Q4: Can the magnitude of a standardized beta for an interaction term be above 1? This is what the internet seems to say but it is confusing. Some of my betas from summary(mod) are >1, which is why I initially went down this rabbit hole.

I suppose it could. Because b3 is the difference in slopes, you could have a strongly negative slope for group 1 (e.g., b1 = -0.7) and a strongly positive slope for group 2 (e.g., +0.8). To make this happen, your interaction term must be greater than one (it would be 1.1 in this case).

My response makes sense, but I figured I’d actually simulate this to make sure it makes sense.

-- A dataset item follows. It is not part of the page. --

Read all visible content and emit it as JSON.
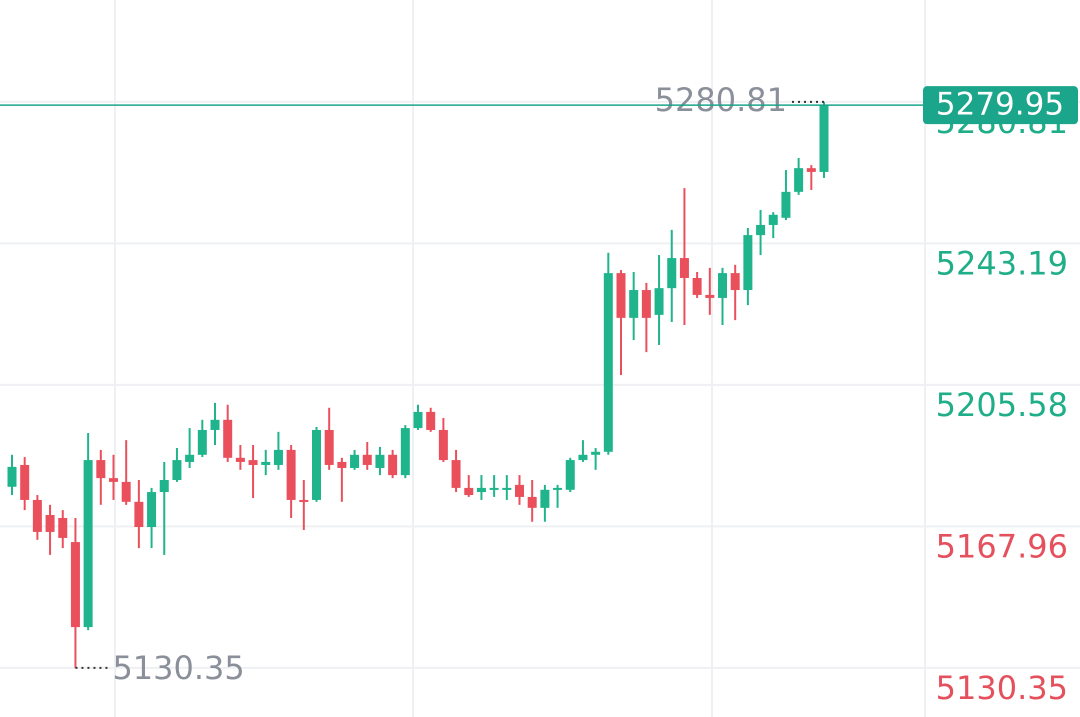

  ## simulate same random normal data for both conditions
n = 300
set.seed(1212)
x = rnorm(n)
y = rnorm(n)
g = sample(c(1,0), size=n, replace=T)

## one model with a strong main effect
y_strong = .7*x -1*g + .3*x*g + y

## one model with a weak negative main effect, but identical sized interaction term
y_weak =  - .3*x -1*g + .3*x*g + y

## combined into data frame
d = data.frame(x=x, y=y, g=g, y_strong=y_strong, y_weak=y_weak)
d$g = as.factor(d$g)

Now let’s visualize them:

## visualize them
require(flexplot)
a = flexplot(y_strong~x + g, data=d, method="lm")
b = flexplot(y_weak~x + g, data=d, method="lm")
cowplot::plot_grid(a,b)

If we look at the models, the coefficients for the interaction are identical (as they should be):

mod_strong = lm(y_strong~x*g, data=d)
mod_weak = lm(y_weak~x*g, data=d)
coef(mod_strong)
## (Intercept)           x          g1        x:g1
## -0.06460258  0.62464595 -0.95230473  0.53946943
coef(mod_weak)
## (Intercept)           x          g1        x:g1
## -0.06460258 -0.37535405 -0.95230473  0.53946943

Now, let’s look at the semi-partials:

estimates(mod_strong)$semi.p ## Note: I am not reporting the semi-partial R squared for the main effects because an interaction is present. To obtain main effect sizes, drop the interaction from your model. ## Note: You didn't choose to plot x so I am inputting the median ## x g x:g ## 0.36870573 0.11421068 0.03484555 estimates(mod_weak)$semi.p
## Note: I am not reporting the semi-partial R squared for the main effects because an interaction is present. To obtain main effect sizes, drop the interaction from your model.
##
##
## Note: You didn't choose to plot x so I am inputting the median
##          x          g        x:g
## 0.01169347 0.17879960 0.05455156

Notice that the semi-partials are different: the one with the weak effect is much larger. Also, proportionally, the semi-partial for the strong main effect model is 0.03/0.518 = 0.058, while the proportion for the semi-partial of the weak main effect model is 0.054/0.245 = 0.22. In other words, the semi-partial for the model with a weak main effect seems larger than the one with the strong main effect. Once again, this is because the semi-p assigns chunks of variance explained to each component. Though in absolute value the interactions are identical, in relative value the one with the weak main effect seems much stronger.